Des migrants mineurs à Paris. Crédit : InfoMigrants
Des migrants mineurs à Paris. Crédit : InfoMigrants

Un centre pour migrants mineurs a ouvert fin août à Sainte-Agnès, contre l’avis du maire du village. Vingt jeunes migrants sont pour l’heure hébergés pour une durée maximale de six mois dans cette petite commune isolée des Alpes-Maritimes.

Après des mois de controverses, un site d’hébergement pour migrants mineurs a ouvert ses portes le 29 août à Sainte-Agnès, dans les Alpes-Maritimes. Vingt jeunes migrants sont désormais hébergés dans cette structure, un ancien centre de loisirs Orméa désormais géré par l’association Pasteur Association Avenir Jeunesse (Paje). Ces premiers occupants ont été amenés de Nice, où ils étaient jusque-là hébergés dans des établissements du Crous devant être libérés pour la rentrée universitaire.
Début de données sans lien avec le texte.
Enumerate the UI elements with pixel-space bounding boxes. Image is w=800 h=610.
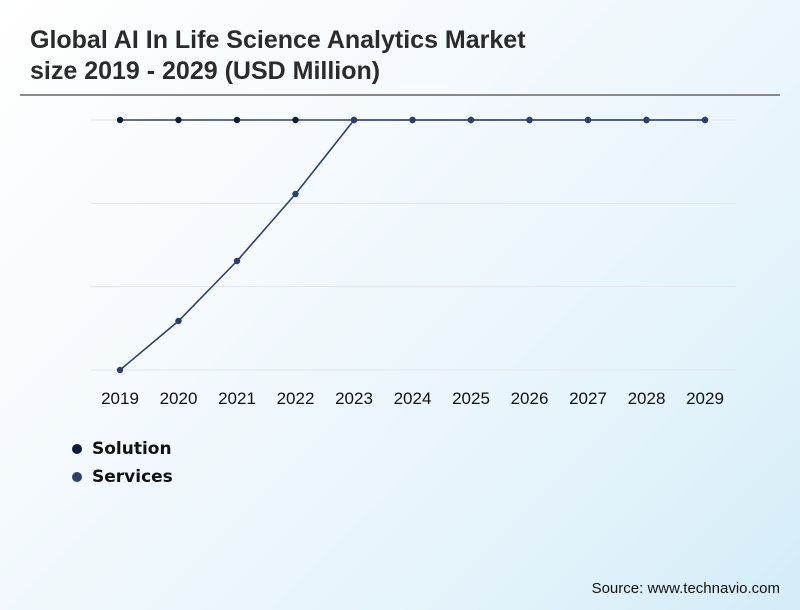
x-tick-label: 2019	[101, 389, 139, 408]
x-tick-label: 2023	[335, 389, 373, 408]
chart-legend: Solution Services	[72, 435, 173, 491]
data-point-services	[292, 190, 299, 198]
legend-item-solution: Solution	[72, 435, 173, 463]
title-divider	[20, 94, 780, 96]
x-tick-label: 2025	[452, 389, 490, 408]
x-tick-label: 2020	[160, 389, 198, 408]
x-tick-label: 2021	[218, 389, 256, 408]
x-tick-label: 2022	[277, 389, 315, 408]
legend-marker-solution	[72, 444, 82, 454]
series-line-services	[119, 119, 705, 371]
data-point-solution	[175, 116, 182, 124]
x-tick-label: 2026	[511, 389, 549, 408]
legend-marker-services	[72, 472, 82, 482]
data-point-services	[175, 317, 182, 325]
chart-title-line-2: size 2019 - 2029 (USD Million)	[30, 57, 381, 85]
data-point-services	[233, 257, 241, 265]
legend-label-services: Services	[92, 467, 173, 487]
legend-item-services: Services	[72, 463, 173, 491]
data-point-solution	[292, 116, 299, 124]
data-point-services	[526, 116, 533, 124]
x-tick-label: 2028	[628, 389, 666, 408]
x-tick-label: 2029	[686, 389, 724, 408]
chart-title: Global AI In Life Science Analytics Mark…	[30, 25, 650, 87]
x-tick-label: 2024	[394, 389, 432, 408]
chart-title-line-1: Global AI In Life Science Analytics Mark…	[30, 26, 526, 54]
data-point-services	[409, 116, 416, 124]
data-point-services	[584, 116, 592, 124]
data-point-services	[116, 366, 124, 374]
data-point-services	[350, 116, 358, 124]
data-point-services	[701, 116, 709, 124]
source-note: Source: www.technavio.com	[591, 580, 780, 597]
data-point-solution	[233, 116, 241, 124]
legend-label-solution: Solution	[92, 439, 172, 459]
data-point-services	[467, 116, 475, 124]
data-point-solution	[116, 116, 124, 124]
x-tick-label: 2027	[569, 389, 607, 408]
data-point-services	[643, 116, 650, 124]
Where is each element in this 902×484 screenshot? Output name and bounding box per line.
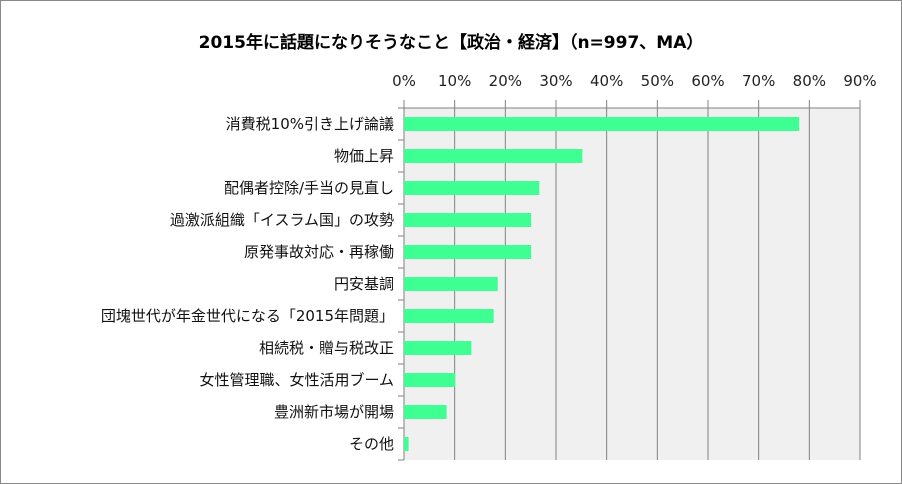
bar <box>404 149 583 163</box>
x-tick-label: 30% <box>539 72 572 90</box>
x-tick-label: 10% <box>438 72 471 90</box>
x-tick-label: 40% <box>590 72 623 90</box>
bar <box>404 277 498 291</box>
category-label: 配偶者控除/手当の見直し <box>224 179 394 197</box>
category-label: その他 <box>349 435 394 453</box>
category-label: 女性管理職、女性活用ブーム <box>199 371 394 389</box>
category-label: 原発事故対応・再稼働 <box>244 243 394 261</box>
x-tick-label: 90% <box>843 72 876 90</box>
x-tick-label: 70% <box>742 72 775 90</box>
bar <box>404 437 409 451</box>
bar <box>404 213 532 227</box>
x-tick-label: 80% <box>793 72 826 90</box>
category-label: 消費税10%引き上げ論議 <box>226 115 394 133</box>
x-tick-label: 20% <box>489 72 522 90</box>
category-label: 豊洲新市場が開場 <box>274 403 394 421</box>
category-label: 過激派組織「イスラム国」の攻勢 <box>170 211 394 229</box>
chart-title: 2015年に話題になりそうなこと【政治・経済】（n=997、MA） <box>198 33 704 53</box>
bar <box>404 405 447 419</box>
category-label: 相続税・贈与税改正 <box>259 339 394 357</box>
bar <box>404 341 472 355</box>
bar <box>404 117 800 131</box>
bar <box>404 309 494 323</box>
bar <box>404 181 540 195</box>
category-label: 円安基調 <box>334 275 394 293</box>
bar <box>404 373 456 387</box>
category-label: 団塊世代が年金世代になる「2015年問題」 <box>101 307 394 325</box>
x-tick-label: 60% <box>691 72 724 90</box>
bar <box>404 245 532 259</box>
x-tick-label: 0% <box>392 72 416 90</box>
x-tick-label: 50% <box>641 72 674 90</box>
category-label: 物価上昇 <box>334 147 394 165</box>
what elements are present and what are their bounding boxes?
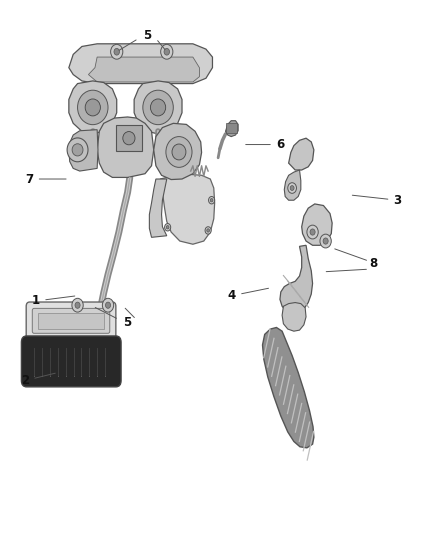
Circle shape [210, 199, 213, 202]
Polygon shape [69, 81, 117, 134]
Polygon shape [282, 303, 306, 331]
Circle shape [72, 298, 83, 312]
Ellipse shape [85, 99, 100, 116]
Text: 2: 2 [21, 373, 55, 387]
Text: 7: 7 [25, 173, 66, 185]
Ellipse shape [67, 138, 88, 162]
Polygon shape [280, 245, 313, 314]
Text: 8: 8 [369, 257, 378, 270]
Polygon shape [88, 57, 199, 82]
Circle shape [310, 229, 315, 235]
Circle shape [323, 238, 328, 244]
Polygon shape [97, 117, 154, 177]
Circle shape [307, 225, 318, 239]
FancyBboxPatch shape [21, 336, 121, 387]
Circle shape [166, 225, 169, 229]
Polygon shape [154, 123, 201, 180]
Polygon shape [226, 120, 238, 136]
Ellipse shape [72, 144, 83, 156]
Circle shape [114, 49, 120, 55]
Circle shape [164, 49, 170, 55]
Polygon shape [149, 179, 167, 237]
Polygon shape [302, 204, 332, 245]
Ellipse shape [150, 99, 166, 116]
Polygon shape [262, 327, 314, 448]
Circle shape [111, 44, 123, 59]
Ellipse shape [172, 144, 186, 160]
Text: 1: 1 [32, 294, 75, 308]
Circle shape [290, 185, 294, 190]
Circle shape [288, 183, 297, 193]
Circle shape [161, 44, 173, 59]
Text: 4: 4 [228, 288, 268, 302]
Circle shape [75, 302, 80, 308]
Polygon shape [69, 130, 98, 171]
Circle shape [102, 298, 114, 312]
Text: 6: 6 [246, 138, 284, 151]
Circle shape [205, 227, 211, 234]
Text: 5: 5 [124, 316, 132, 329]
Ellipse shape [78, 90, 108, 125]
Ellipse shape [123, 132, 135, 145]
FancyBboxPatch shape [226, 123, 237, 133]
Text: 3: 3 [352, 193, 402, 207]
Circle shape [106, 302, 110, 308]
Circle shape [165, 223, 171, 231]
Ellipse shape [166, 136, 192, 167]
Polygon shape [160, 174, 215, 244]
Polygon shape [69, 44, 212, 84]
FancyBboxPatch shape [26, 302, 116, 340]
Polygon shape [284, 170, 301, 200]
FancyBboxPatch shape [116, 125, 141, 151]
Polygon shape [289, 138, 314, 170]
Circle shape [207, 229, 209, 232]
Polygon shape [134, 81, 182, 134]
FancyBboxPatch shape [32, 309, 110, 333]
FancyBboxPatch shape [38, 313, 104, 329]
Circle shape [208, 197, 215, 204]
Ellipse shape [143, 90, 173, 125]
Text: 5: 5 [143, 29, 151, 42]
Circle shape [320, 234, 331, 248]
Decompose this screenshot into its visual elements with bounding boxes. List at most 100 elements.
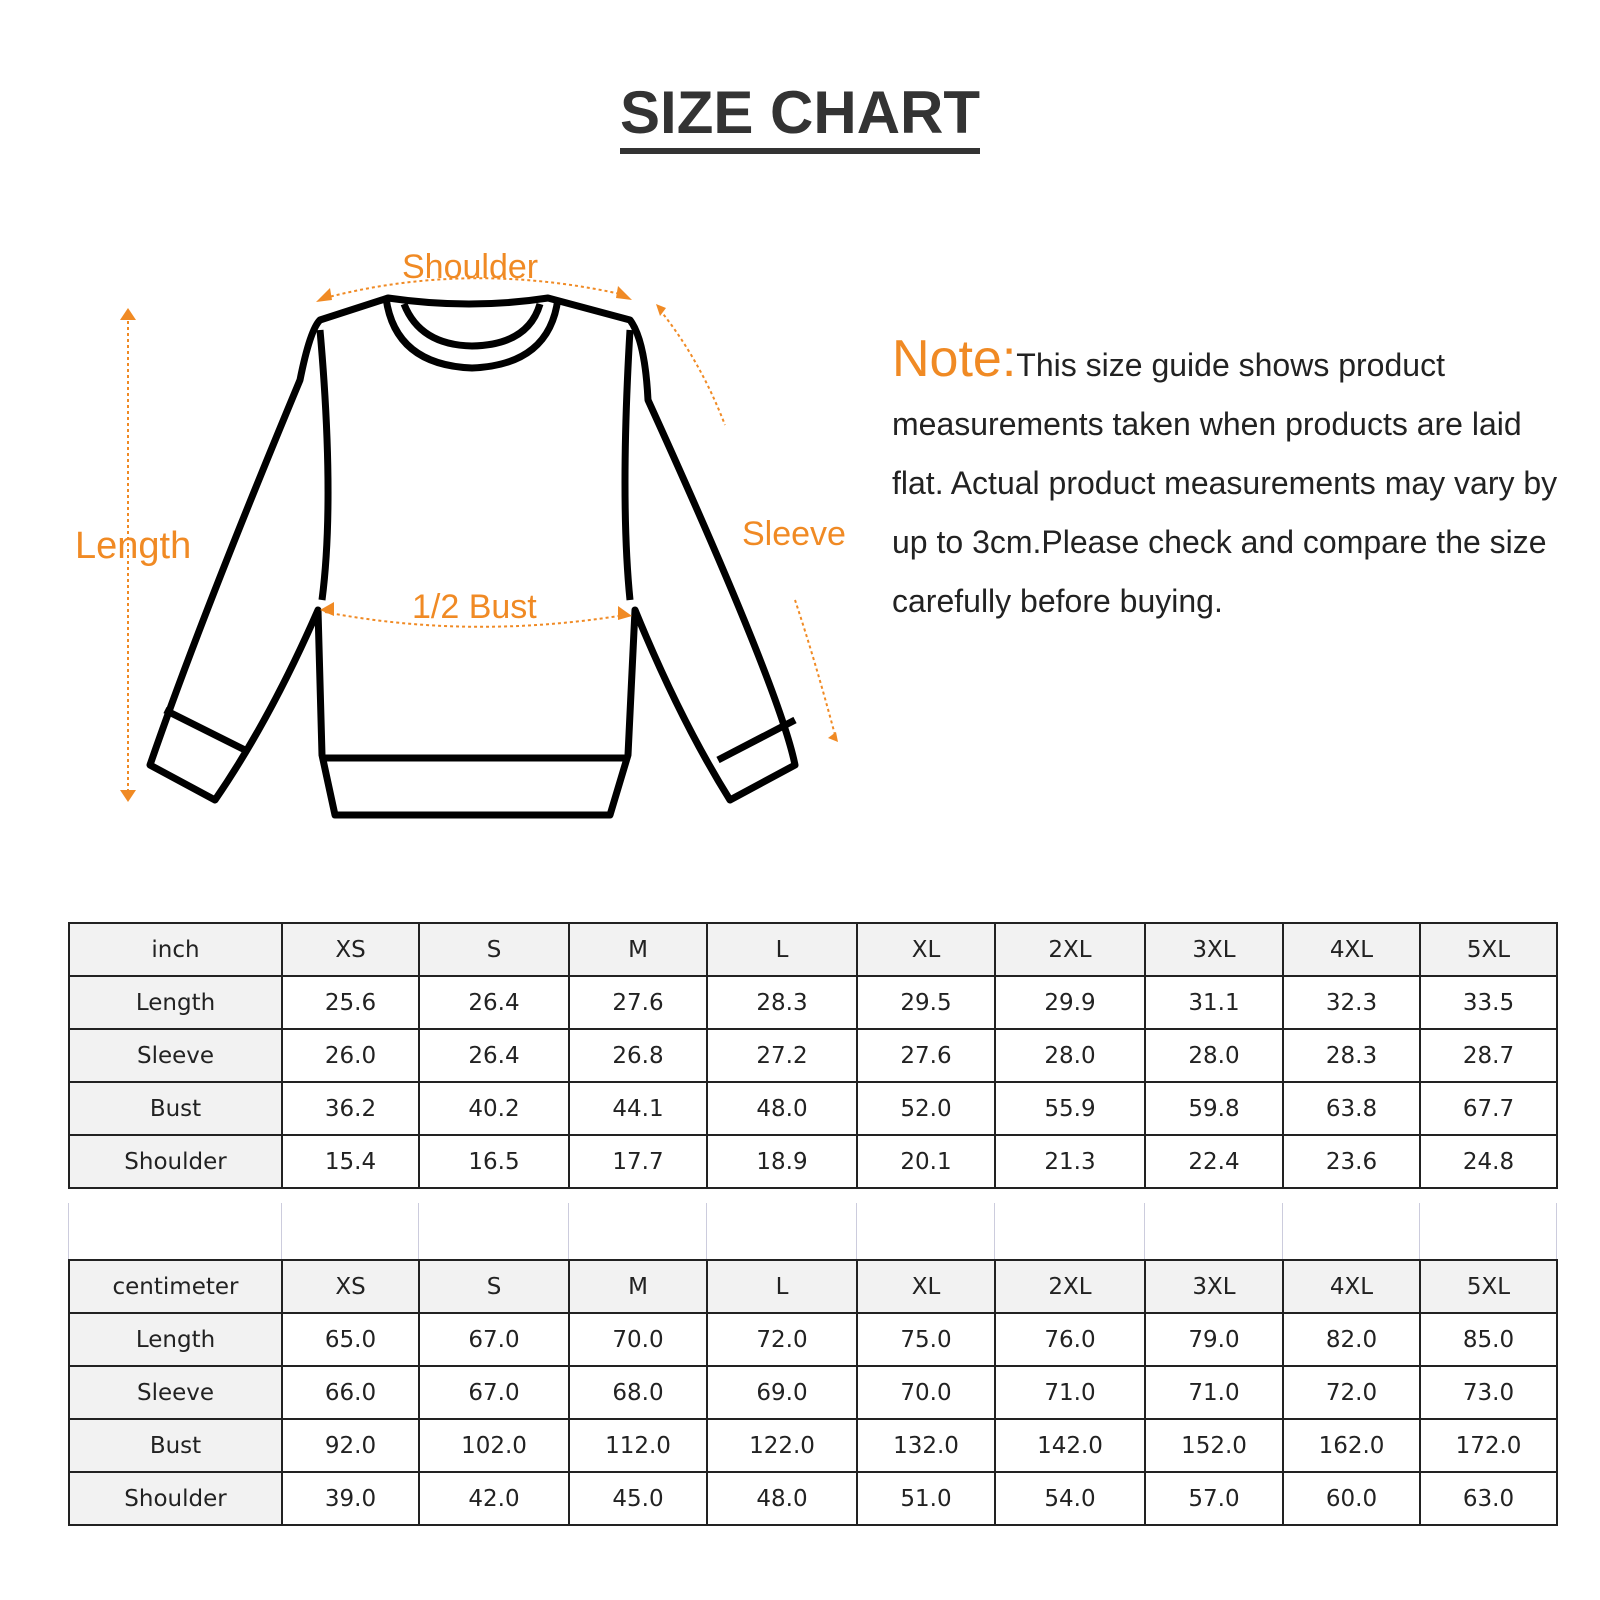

Le centre de Sainte-Agnès pourra accueillir au maximum 56 jeunes pour une durée de six mois. Sur place, "une équipe de 28 personnes est dédiée intégralement à leur accompagnement, 7 jours sur 7 et 24 heures sur 24", a indiqué la préfecture dans un communiqué. Des moyens importants, veut-elle faire savoir.

Colère

“Plusieurs véhicules sont attribués aux déplacements de ces jeunes, afin de n’engendrer aucune perturbation dans les transports publics locaux (le centre se situe à 10 kilomètres de Menton, NDLR). La prise en charge de la santé de ces jeunes est d’ores et déjà assurée par le service départemental de protection maternelle et infantile", ajoute encore la préfecture, qui précise que cette solution a été mise sur pied en réaction “à la saturation des structures d’accueil de ces jeunes”. Il s’agit de “la seule structure située dans l’est du territoire départemental qui soit destinée à recevoir des mineurs non accompagnés", précise-t-elle.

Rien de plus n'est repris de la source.